Risoleta C Pinto Pedro


O meu desacordo ortopédico



Inaugurei a minha época de rebeldia ortográfica.

Tenho vivido num limbo indiferenciado em aguda crise de identidade às voltas com a liberdade.

Passo a explicar:

Enquanto dei aulas, tinha o dever moral de ensinar a aberração aos meus alunos, porque estava numa instituição, havia regras e era meu dever não prejudicar os alunos ocultando-lhes o acordo que eles eram obrigados a conhecer. Assim, fiz das tripas coração e cedi. Tive de ler, aprender, praticar, ensinar. Sem excesso de caretas, para não custar ainda mais. Eles sabiam o que eu pensava, mas procurava suavizar-lhes o processo.

No fundo, o meu trabalho consistia em ensinar-lhes a aplicar uma espécie de aparelho ortopédico a um corpo dele desnecessitado. Era como se uma perna sã tivesse, de repente,de colocar uma prótese, ficando por isso a coxear. Lá fomos andando ao pé-coxinho, umas vezes rindo outras rilhando. Os dentes.

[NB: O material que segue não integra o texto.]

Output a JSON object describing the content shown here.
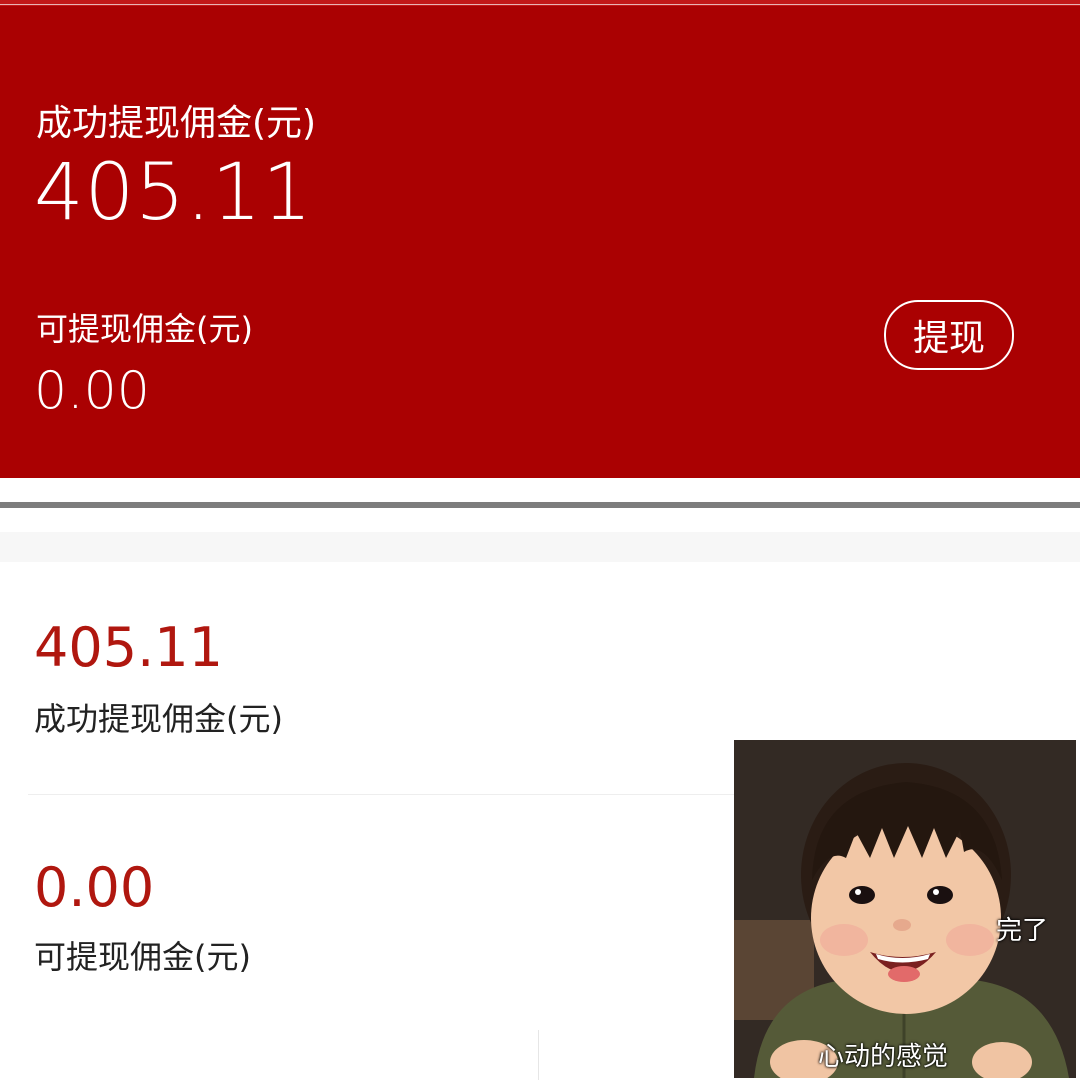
{
  "summary_card": {
    "success_label": "成功提现佣金(元)",
    "success_value": "405.11",
    "available_label": "可提现佣金(元)",
    "available_value": "0.00",
    "withdraw_button": "提现"
  },
  "stats": {
    "success_value": "405.11",
    "success_label": "成功提现佣金(元)",
    "available_value": "0.00",
    "available_label": "可提现佣金(元)"
  },
  "meme": {
    "caption_top": "完了",
    "caption_bottom": "心动的感觉"
  },
  "colors": {
    "card_red": "#aa0102",
    "value_red": "#b0170f"
  }
}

Ora, pela repetição, a gente habitua-se até ao pior veneno. Foi o que aconteceu. Se para muitas palavras ainda tinha de pensar e até respirar fundo como quem se prepara para engolir sapos, outras já iam saindo automaticamente.

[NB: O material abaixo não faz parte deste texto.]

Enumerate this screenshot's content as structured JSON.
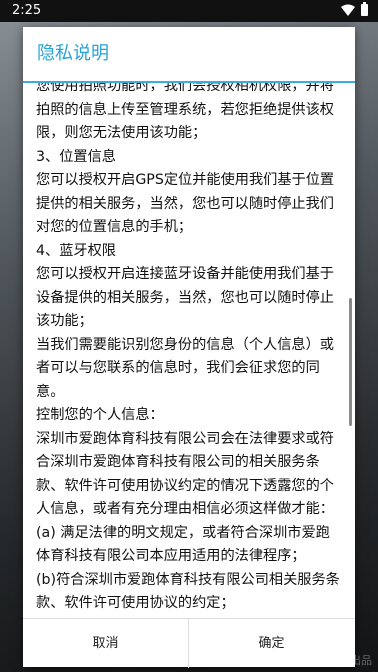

É então que decido, quase de um dia para o outro, apesar do desgosto de deixar os alunos, libertar-me da instituição escola.

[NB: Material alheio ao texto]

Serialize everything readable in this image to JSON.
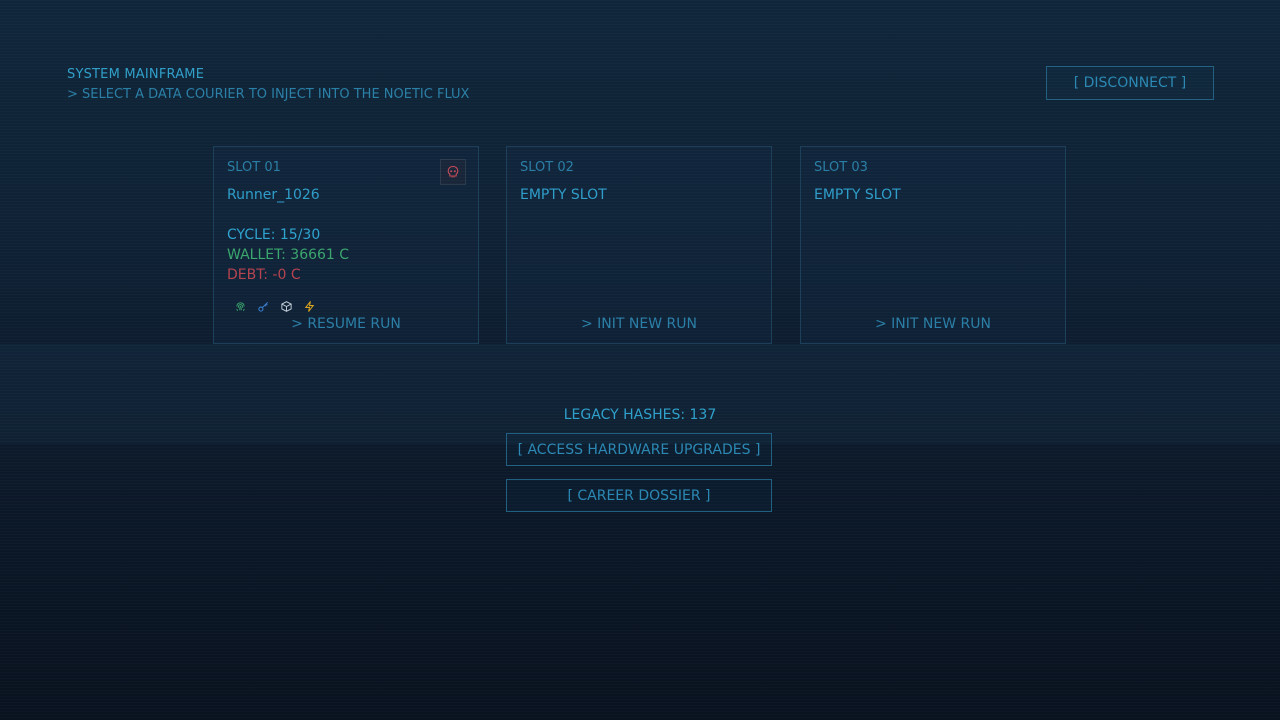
{
  "header": {
    "title": "SYSTEM MAINFRAME",
    "subtitle": "> SELECT A DATA COURIER TO INJECT INTO THE NOETIC FLUX",
    "disconnect_label": "[ DISCONNECT ]"
  },
  "slots": [
    {
      "label": "SLOT 01",
      "name": "Runner_1026",
      "cycle": "CYCLE:  15/30",
      "wallet": "WALLET: 36661 C",
      "debt": "DEBT:  -0 C",
      "action": "> RESUME RUN",
      "status_icon": "skull-icon",
      "items": [
        "fingerprint-icon",
        "key-icon",
        "cube-icon",
        "lightning-icon"
      ]
    },
    {
      "label": "SLOT 02",
      "name": "EMPTY SLOT",
      "action": "> INIT NEW RUN"
    },
    {
      "label": "SLOT 03",
      "name": "EMPTY SLOT",
      "action": "> INIT NEW RUN"
    }
  ],
  "legacy": {
    "hashes_label": "LEGACY HASHES: 137"
  },
  "menu": {
    "upgrades_label": "[ ACCESS HARDWARE UPGRADES ]",
    "dossier_label": "[ CAREER DOSSIER ]"
  },
  "colors": {
    "accent": "#2a8db6",
    "wallet": "#3aa56d",
    "debt": "#b5434f"
  }
}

E nesta nova liberdade sem margens nem fundo fiquei a boiar num magma sem referências ou com excesso delas, onde, escrevendo para diversos contextos como livros, páginas, e outro tipo de publicações e grupos, encontrei uma variedade imensa de posições que vão do "não queremos o acordo" ao "aqui respeitamos o acordo" e eu no meio, como filha de casal desavindo. Resolvi, então, criar no meio do caos, um acordo pessoal, comigo mesma. Para não perder tempo com o que não merecia o meu tempo. Acordei que o que me saísse segundo o acordo não sofreria censura fundamentalista e o que tivesse de ser pensado ou negociado com as minhas entranhas, pura e simplesmente sairia na versão antiga. Ou actual, sei lá. Já não se sabe. Encontrei, com esta negociação comigo mesma, uma relativa paz.

Até que surge a "obrigatoriedade", a data oficial limite (que há quem diga que não é bem assim) para o país usar o acordo que, tal como eu, negociou praticamente consigo mesmo.

Aqui a coisa fiou mais fino, porque se há coisa de que eu não goste é de ser obrigada. Assim, aqui declaro que a partir de agora passo sobre o acordo e alguma palavra que encontrem segundo a nova regra foi pura distração (esta foi só para servir de exemplo) ou engano. Podem sublinhar como erro. Estou disposta a escrever 5 vezes cada palavra em que me tenha enganado, como fazia quando andava na escola primária. Para que não volte a acontecer.